Parce que Paris est trop gris, une publication suggère que les vélibs et autolibs soient repeintes de toutes les couleurs.
50 nuances de vert
Qu’elles soient incongrues ou qu’elles tombent sous le sens, une thématique majoritaire ressort de toutes les propositions : la végétalisation. Une centaine d’entre elles concernent les parcs, la création de potagers, de fermes associatives autogérées, de murs végétaux, de ruches, de jardins… Sur les balcons, le long des avenues, perchés en haut des toits comme à Brooklyn et même jusque dans les cimetières, les Parisiens veulent une capitale plus verte. Dans laquelle beaucoup d’entre eux veulent pouvoir se déplacer facilement, à vélo surtout. Une centaine de suggestions sont relatives aux transports en commun, à l’aménagement des voies de circulations, et une vingtaine suggèrent l’augmentation et l’amélioration des pistes cyclables. Le recyclage et le compost ont également une grande place. L’idée d’installer des « lombricomposteurs » (des conteneurs pour déchets organiques entretenus par des lombrics) dans les locaux à poubelle, revient pas loin de quatre fois, par exemple.
La plus populaire
Un système de « like » permet aux 200 000 inscrits du site de montrer leur préférence pour tel ou tel projet, qu’ils en aient déposé un ou non. Cependant, ils sont rares à avoir obtenu ces pré-votes, et ne cumulent qu’à une dizaine quand c’est le cas. Une seule proposition a recueilli pas moins de 132 votes. Il s’agit de la suggestion de rachat d’un hôtel désaffecté du XIVe arrondissement afin de le transformer en logements sociaux. Un tel soutien s’explique par la mobilisation des occupants actuels du bâtiment, l’équipe du Safe : Squat artistique féministe et écologiste. Ils ont lancé une campagne sur Facebook pour inciter les gens à voter pour leur proposition sur le site. Fatima-Ezzahra Benomar fait partie des neuf personnes qui y résident à temps plein. Elle explique : « Nous jouons au jeu de démocratie. Nous pensons que plus un projet est soutenu, plus il a de la chance d’être appuyé. Cela dit la campagne sur Facebook n’aurait pas fonctionné si ce n’était pas une idée populaire à la base. » Pour Pauline Véron, l’adjointe d’Anne Hidalgo chargée de la participation citoyenne qui encadre Idée-Paris, l’impact de ces « like » reste limité.

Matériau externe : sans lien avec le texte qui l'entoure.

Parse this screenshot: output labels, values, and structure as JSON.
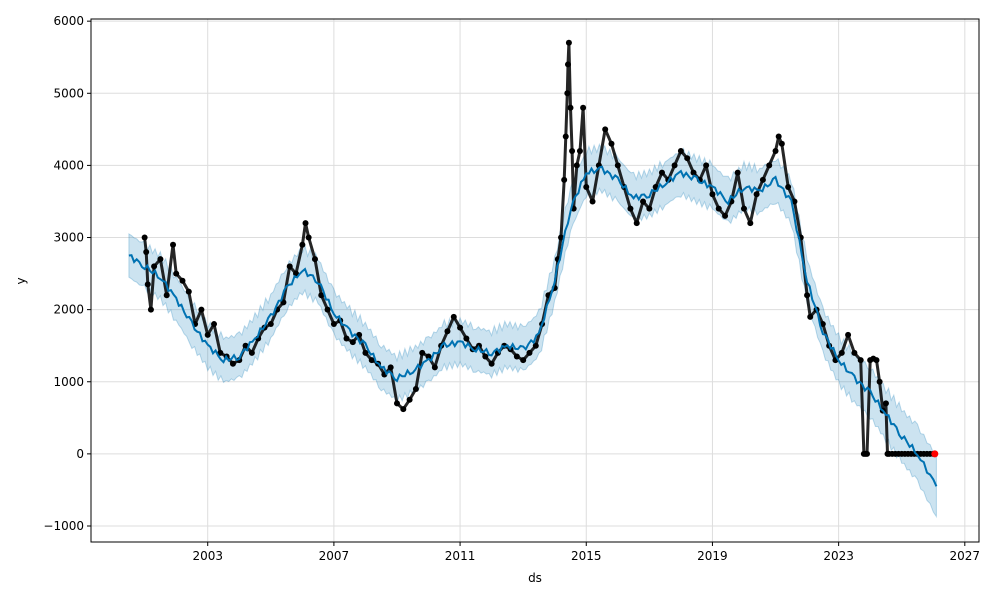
{
  "chart_data": {
    "type": "line",
    "title": "",
    "xlabel": "ds",
    "ylabel": "y",
    "xlim": [
      1999.3,
      2027.45
    ],
    "ylim": [
      -1222,
      6030
    ],
    "grid": true,
    "xticks": [
      2003,
      2007,
      2011,
      2015,
      2019,
      2023,
      2027
    ],
    "xtick_labels": [
      "2003",
      "2007",
      "2011",
      "2015",
      "2019",
      "2023",
      "2027"
    ],
    "yticks": [
      -1000,
      0,
      1000,
      2000,
      3000,
      4000,
      5000,
      6000
    ],
    "ytick_labels": [
      "−1000",
      "0",
      "1000",
      "2000",
      "3000",
      "4000",
      "5000",
      "6000"
    ],
    "colors": {
      "forecast": "#0072B2",
      "band": "#0072B2",
      "observed": "#000000",
      "highlight": "#ff0000"
    },
    "forecast": {
      "name": "yhat",
      "x": [
        2000.5,
        2001,
        2001.5,
        2002,
        2002.5,
        2003,
        2003.5,
        2004,
        2004.5,
        2005,
        2005.5,
        2006,
        2006.5,
        2007,
        2007.5,
        2008,
        2008.5,
        2009,
        2009.5,
        2010,
        2010.5,
        2011,
        2011.5,
        2012,
        2012.5,
        2013,
        2013.5,
        2014,
        2014.5,
        2015,
        2015.5,
        2016,
        2016.5,
        2017,
        2017.5,
        2018,
        2018.5,
        2019,
        2019.5,
        2020,
        2020.5,
        2021,
        2021.5,
        2022,
        2022.5,
        2023,
        2023.5,
        2024,
        2024.5,
        2025,
        2025.5,
        2026.1
      ],
      "yhat": [
        2750,
        2600,
        2450,
        2150,
        1800,
        1500,
        1300,
        1350,
        1600,
        1900,
        2300,
        2550,
        2400,
        1950,
        1700,
        1500,
        1200,
        1050,
        1150,
        1300,
        1500,
        1550,
        1450,
        1400,
        1500,
        1450,
        1650,
        2400,
        3400,
        3900,
        3950,
        3800,
        3550,
        3600,
        3750,
        3900,
        3800,
        3700,
        3500,
        3700,
        3650,
        3800,
        3500,
        2400,
        1700,
        1300,
        1050,
        850,
        550,
        250,
        0,
        -450
      ],
      "band_halfwidth": [
        300,
        300,
        300,
        300,
        300,
        300,
        300,
        300,
        300,
        300,
        300,
        300,
        300,
        300,
        300,
        300,
        300,
        300,
        300,
        300,
        300,
        300,
        300,
        300,
        300,
        300,
        300,
        300,
        300,
        300,
        300,
        300,
        300,
        300,
        300,
        300,
        300,
        300,
        300,
        300,
        300,
        300,
        300,
        300,
        300,
        320,
        330,
        340,
        350,
        360,
        380,
        420
      ]
    },
    "observed": [
      [
        2001.0,
        3000
      ],
      [
        2001.05,
        2800
      ],
      [
        2001.1,
        2350
      ],
      [
        2001.2,
        2000
      ],
      [
        2001.3,
        2600
      ],
      [
        2001.5,
        2700
      ],
      [
        2001.7,
        2200
      ],
      [
        2001.9,
        2900
      ],
      [
        2002.0,
        2500
      ],
      [
        2002.2,
        2400
      ],
      [
        2002.4,
        2250
      ],
      [
        2002.6,
        1800
      ],
      [
        2002.8,
        2000
      ],
      [
        2003.0,
        1650
      ],
      [
        2003.2,
        1800
      ],
      [
        2003.4,
        1400
      ],
      [
        2003.6,
        1350
      ],
      [
        2003.8,
        1250
      ],
      [
        2004.0,
        1300
      ],
      [
        2004.2,
        1500
      ],
      [
        2004.4,
        1400
      ],
      [
        2004.6,
        1600
      ],
      [
        2004.8,
        1750
      ],
      [
        2005.0,
        1800
      ],
      [
        2005.2,
        2000
      ],
      [
        2005.4,
        2100
      ],
      [
        2005.6,
        2600
      ],
      [
        2005.8,
        2500
      ],
      [
        2006.0,
        2900
      ],
      [
        2006.1,
        3200
      ],
      [
        2006.2,
        3000
      ],
      [
        2006.4,
        2700
      ],
      [
        2006.6,
        2200
      ],
      [
        2006.8,
        2000
      ],
      [
        2007.0,
        1800
      ],
      [
        2007.2,
        1850
      ],
      [
        2007.4,
        1600
      ],
      [
        2007.6,
        1550
      ],
      [
        2007.8,
        1650
      ],
      [
        2008.0,
        1400
      ],
      [
        2008.2,
        1300
      ],
      [
        2008.4,
        1250
      ],
      [
        2008.6,
        1100
      ],
      [
        2008.8,
        1200
      ],
      [
        2009.0,
        700
      ],
      [
        2009.2,
        620
      ],
      [
        2009.4,
        750
      ],
      [
        2009.6,
        900
      ],
      [
        2009.8,
        1400
      ],
      [
        2010.0,
        1350
      ],
      [
        2010.2,
        1200
      ],
      [
        2010.4,
        1500
      ],
      [
        2010.6,
        1700
      ],
      [
        2010.8,
        1900
      ],
      [
        2011.0,
        1750
      ],
      [
        2011.2,
        1600
      ],
      [
        2011.4,
        1450
      ],
      [
        2011.6,
        1500
      ],
      [
        2011.8,
        1350
      ],
      [
        2012.0,
        1250
      ],
      [
        2012.2,
        1400
      ],
      [
        2012.4,
        1500
      ],
      [
        2012.6,
        1450
      ],
      [
        2012.8,
        1350
      ],
      [
        2013.0,
        1300
      ],
      [
        2013.2,
        1400
      ],
      [
        2013.4,
        1500
      ],
      [
        2013.6,
        1800
      ],
      [
        2013.8,
        2200
      ],
      [
        2014.0,
        2300
      ],
      [
        2014.1,
        2700
      ],
      [
        2014.2,
        3000
      ],
      [
        2014.3,
        3800
      ],
      [
        2014.35,
        4400
      ],
      [
        2014.4,
        5000
      ],
      [
        2014.42,
        5400
      ],
      [
        2014.45,
        5700
      ],
      [
        2014.5,
        4800
      ],
      [
        2014.55,
        4200
      ],
      [
        2014.6,
        3400
      ],
      [
        2014.7,
        4000
      ],
      [
        2014.8,
        4200
      ],
      [
        2014.9,
        4800
      ],
      [
        2015.0,
        3700
      ],
      [
        2015.2,
        3500
      ],
      [
        2015.4,
        4000
      ],
      [
        2015.6,
        4500
      ],
      [
        2015.8,
        4300
      ],
      [
        2016.0,
        4000
      ],
      [
        2016.2,
        3700
      ],
      [
        2016.4,
        3400
      ],
      [
        2016.6,
        3200
      ],
      [
        2016.8,
        3500
      ],
      [
        2017.0,
        3400
      ],
      [
        2017.2,
        3700
      ],
      [
        2017.4,
        3900
      ],
      [
        2017.6,
        3800
      ],
      [
        2017.8,
        4000
      ],
      [
        2018.0,
        4200
      ],
      [
        2018.2,
        4100
      ],
      [
        2018.4,
        3900
      ],
      [
        2018.6,
        3800
      ],
      [
        2018.8,
        4000
      ],
      [
        2019.0,
        3600
      ],
      [
        2019.2,
        3400
      ],
      [
        2019.4,
        3300
      ],
      [
        2019.6,
        3500
      ],
      [
        2019.8,
        3900
      ],
      [
        2020.0,
        3400
      ],
      [
        2020.2,
        3200
      ],
      [
        2020.4,
        3600
      ],
      [
        2020.6,
        3800
      ],
      [
        2020.8,
        4000
      ],
      [
        2021.0,
        4200
      ],
      [
        2021.1,
        4400
      ],
      [
        2021.2,
        4300
      ],
      [
        2021.4,
        3700
      ],
      [
        2021.6,
        3500
      ],
      [
        2021.8,
        3000
      ],
      [
        2022.0,
        2200
      ],
      [
        2022.1,
        1900
      ],
      [
        2022.3,
        2000
      ],
      [
        2022.5,
        1800
      ],
      [
        2022.7,
        1500
      ],
      [
        2022.9,
        1300
      ],
      [
        2023.1,
        1400
      ],
      [
        2023.3,
        1650
      ],
      [
        2023.5,
        1400
      ],
      [
        2023.7,
        1300
      ],
      [
        2023.8,
        0
      ],
      [
        2023.85,
        0
      ],
      [
        2023.9,
        0
      ],
      [
        2024.0,
        1300
      ],
      [
        2024.1,
        1320
      ],
      [
        2024.2,
        1300
      ],
      [
        2024.3,
        1000
      ],
      [
        2024.4,
        600
      ],
      [
        2024.5,
        700
      ],
      [
        2024.55,
        0
      ],
      [
        2024.6,
        0
      ],
      [
        2024.7,
        0
      ],
      [
        2024.8,
        0
      ],
      [
        2024.9,
        0
      ],
      [
        2025.0,
        0
      ],
      [
        2025.1,
        0
      ],
      [
        2025.2,
        0
      ],
      [
        2025.3,
        0
      ],
      [
        2025.4,
        0
      ],
      [
        2025.5,
        0
      ],
      [
        2025.6,
        0
      ],
      [
        2025.7,
        0
      ],
      [
        2025.8,
        0
      ],
      [
        2025.9,
        0
      ],
      [
        2026.0,
        0
      ]
    ],
    "highlight_point": [
      2026.05,
      0
    ]
  }
}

« C’est une sorte de pré-campagne avant le vrai vote. Ceux qui lancent des appels sur Facebook anticipent, ils pensent que ça va jouer, ils partent du principe que leur projet est nécessairement faisable. En réalité, tout le monde est sur un pied d’égalité. En septembre, chacun pourra voter pour une idée à l’échelle de son arrondissement et pour une autre à l’échelle de la ville. Notre objectif avant tout est qu’un maximum de projets soient réalisables. Nous faisons appel à la créativité des Parisiens, nous ne voulons pas les décevoir. »
Si certaines idées resteront sur le carreau cette année, rien ne dit qu’elles ne seront pas réévaluées les années suivantes. Entre 2015 et 2020, 500 millions d’euros seront au total consacrés au budget participatif.